Key Verse: James 2:18 “But someone will say, ‘You have faith, and I have works.’ Show me your faith without your works, and I will show you my faith by my works.”

One of the great statements from the letter of James is, “Religion that God our Father accepts as pure and faultless is this: to look after orphans and widows in their distress and to keep oneself from being polluted by the world” ( (1:27, NIV). Contrast James’ “religion” with that of many others — the “religion” that is self focussed, self-absorbed, and self-defined; the religion that its embraced because of what it brings rather than for what it gives; the religion that reduces the great themes and music of scripture to a means of a world end — that end being personal pleasure; the religion that majors on “felt needs” and pays lip service to real needs; the religion that signs a cheque instead of taking the hand of the widow and the orphan.

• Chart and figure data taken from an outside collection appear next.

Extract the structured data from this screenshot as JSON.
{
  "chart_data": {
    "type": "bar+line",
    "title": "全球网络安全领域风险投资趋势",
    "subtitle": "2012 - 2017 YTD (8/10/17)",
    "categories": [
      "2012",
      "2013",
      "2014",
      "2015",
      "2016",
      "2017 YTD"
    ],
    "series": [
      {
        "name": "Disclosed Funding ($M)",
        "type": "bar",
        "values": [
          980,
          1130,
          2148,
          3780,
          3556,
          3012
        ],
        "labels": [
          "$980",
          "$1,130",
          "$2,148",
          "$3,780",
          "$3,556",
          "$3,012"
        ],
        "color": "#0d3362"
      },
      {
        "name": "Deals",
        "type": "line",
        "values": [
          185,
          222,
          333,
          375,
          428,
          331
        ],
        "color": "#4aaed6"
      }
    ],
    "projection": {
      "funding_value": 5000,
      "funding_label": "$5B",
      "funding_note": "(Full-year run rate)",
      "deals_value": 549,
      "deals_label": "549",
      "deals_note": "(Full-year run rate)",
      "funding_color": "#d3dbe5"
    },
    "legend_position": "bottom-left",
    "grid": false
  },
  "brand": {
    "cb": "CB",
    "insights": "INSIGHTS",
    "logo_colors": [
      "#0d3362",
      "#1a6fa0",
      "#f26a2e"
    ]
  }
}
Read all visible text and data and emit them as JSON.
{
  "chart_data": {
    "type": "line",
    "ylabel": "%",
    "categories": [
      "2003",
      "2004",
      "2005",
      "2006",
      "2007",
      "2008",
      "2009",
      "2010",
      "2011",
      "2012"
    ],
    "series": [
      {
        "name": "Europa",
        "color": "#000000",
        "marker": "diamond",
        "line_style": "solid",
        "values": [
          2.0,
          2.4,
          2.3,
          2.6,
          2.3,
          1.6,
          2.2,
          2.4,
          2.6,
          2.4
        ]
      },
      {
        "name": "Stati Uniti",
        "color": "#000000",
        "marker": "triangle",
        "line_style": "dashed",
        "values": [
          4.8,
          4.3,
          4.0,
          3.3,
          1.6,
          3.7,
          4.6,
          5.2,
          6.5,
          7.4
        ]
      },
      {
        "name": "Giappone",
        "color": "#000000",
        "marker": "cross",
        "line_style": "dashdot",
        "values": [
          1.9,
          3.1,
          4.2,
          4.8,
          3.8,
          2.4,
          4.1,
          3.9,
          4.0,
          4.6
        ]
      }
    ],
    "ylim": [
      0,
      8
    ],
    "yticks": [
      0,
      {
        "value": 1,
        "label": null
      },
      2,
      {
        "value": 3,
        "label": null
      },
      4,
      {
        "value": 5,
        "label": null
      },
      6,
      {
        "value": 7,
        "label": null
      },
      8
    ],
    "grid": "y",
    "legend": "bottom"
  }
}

It’s plain to see that James, this half-brother of Jesus and respected Jew, was disdainful of “airy-fairy” religion that majored in “warm fuzzies”. As he saw it, your religion was worthless if it wasn’t changing for the better the way you and others lived. We are not only to reach out to the disadvantaged, James says, but we’re also to keep our morality pure. We’re not to conform to the world but transfer it. True religion entails both social and moral responsibility.

That’s why professed faith and practised faith are inseparable. That’s why James says, in effect, that you know it’s an apple tree if apples are growing from its branches. If it merely professes to be an apple tree, and nothing, or something other than apples, is growing, then it’s not an apple tree at all. The proof of the pudding is in the eating.